Rtasya - Challenges

Is Validation of Complex AI Systems Feasible?

Concerns have been voiced that future systems employing "machine learning" might be so complex that humans will be unable to test or validate their reliability. The key to maintaining control over complex systems is to tell the difference between models which can be validated and models which cannot be validated.

On the one hand, there are seemingly simple machines (e.g. Pokemon Yellow), which are "accidentally Turing-complete". And it can be proven that very simple questions about their behavior is undecidable, let alone that performance characteristics can be guaranteed. A very closely related insight is that the language used to ask machines to perform certain tasks should be suitably restricted, preferably to regular languages or context-free languages. Otherwise it is difficult to provide security guarantees for those machines. And no security guarantee whatsoever can be given for machines which need to interpret languages that are Turing-complete.
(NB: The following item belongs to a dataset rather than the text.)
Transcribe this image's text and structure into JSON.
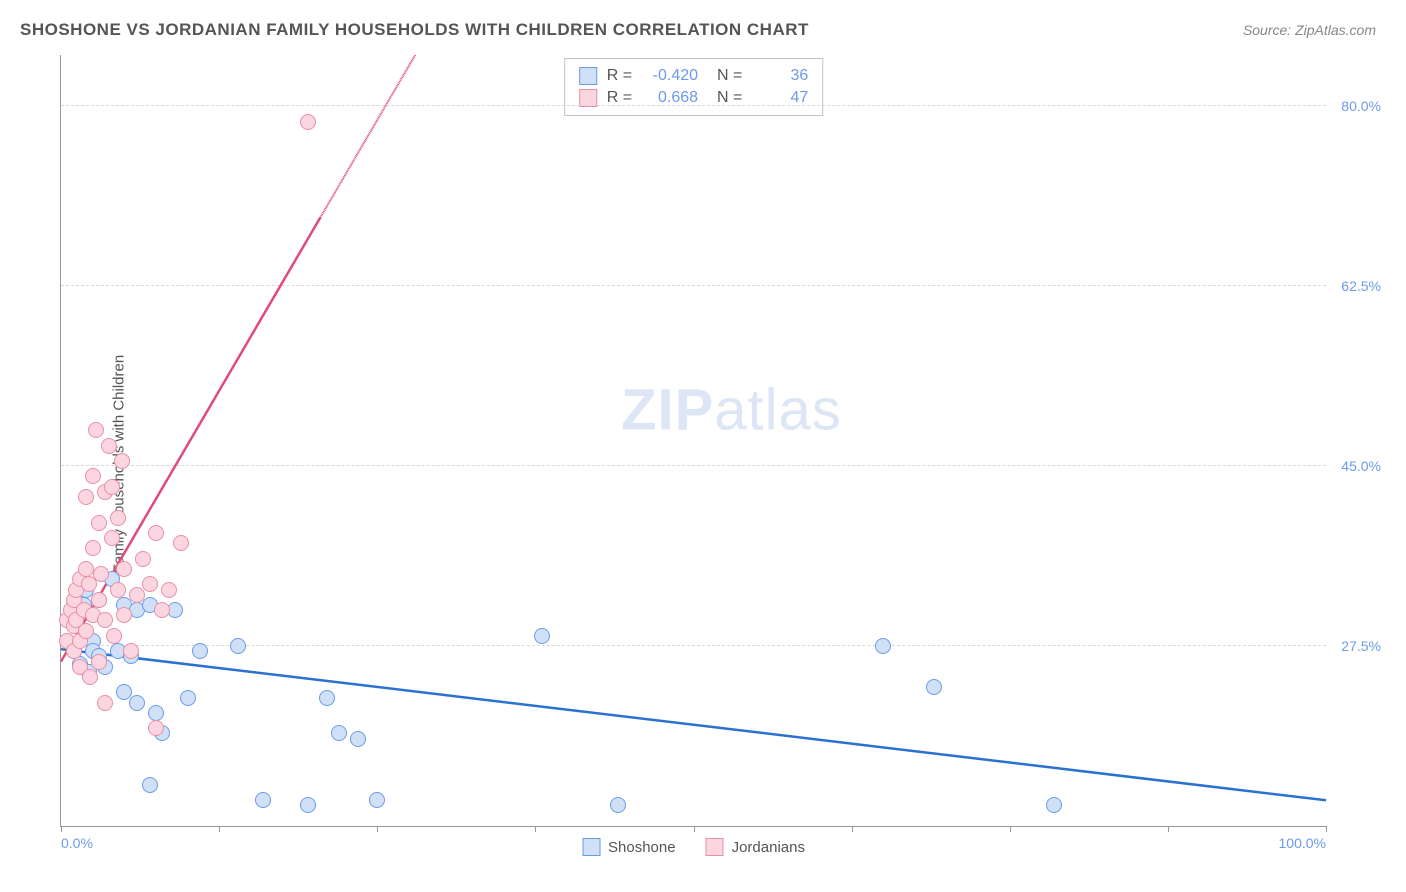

On the other hand, there is the class PSPACE of problems requiring polynomial amount of space, which can be efficiently validated by Interactive Proof Systems (IP) despite containing "hard" combinatorial problems. In other words, Adi Shamir's theorem

PSPACE = IP,

is the reason that the validation of solutions to very hard problems is possible, if the problem class is suitably constrained.

The Goal of Independent Validation

Improve communication among humans about the strengths and weaknesses of the automated system and how it evolves with new training data. This includes

refining the often only vaguely described desirable system behaviors – “thrustworthy”, “reliable”, “ethical”, “unbiased”, “privacy-preserving” – into a complete set of measurable and actionable quality criteria,
describing the strengths of the automated system by identifying those input ranges for which the model meets certain quality criteria,
describing the weaknesses of the automated system by finding and displaying the “corner cases” or “adversarial inputs”, which lead to undesirable outputs, and
describing the explicit or implicit assumptions needed to maintain the desirable properties of the system, if the calibration of the model is updated with new training data.

The Meta-Schema for Independent Validation

Abstracting from the specific tools and methods needed for independent validation, the key questions that need to be asked and answered in the dialogue between the independent validators and the maintainers of a machined-learned system are:

Are the optimality criteria (i.e. the desirable system behavior) as well as the limits and constraints (i.e. the allowable system behavior) defined precisely enough, such that these criteria can be measured and acceptability be decided? Are the quality criteria and outputs of the system aligned with how the system is used?
Do the quality criteria properly account for rare but potentially severe losses due to undesirable system behavior?
Are the minimum requirements, which define the model’s allowable behaviors, fulfilled? How well does the model meet the objectives, which define the desirable behavior?
In the presence of randomness in the problem domain: Is the degree of uncertainty in the model output quantified? If the model implicitly uses forecasts of probability distributions, is the quality of these probability distribution forecasts quantified? Is the degree of selection bias or survivorship bias in the training data quantified?
Was the system subjected to adversarial tests? Are the boundaries of input data defined, for which the system’s allowable behaviors and a certain quality of the desirable behaviors can be guaranteed?
Are the sensitivities of model outputs to inputs and model parameters computed and graphically summarized? Are these sensitivities aligned with the allowable and desirable system behaviors? (Domain knowledge by human experts is needed to answer these questions.)
Were causality tests applied? To what extent do “spurious correlations” influence the system’s behavior? Does the system depend on spurious correlations for its response (“Clever Hans”)?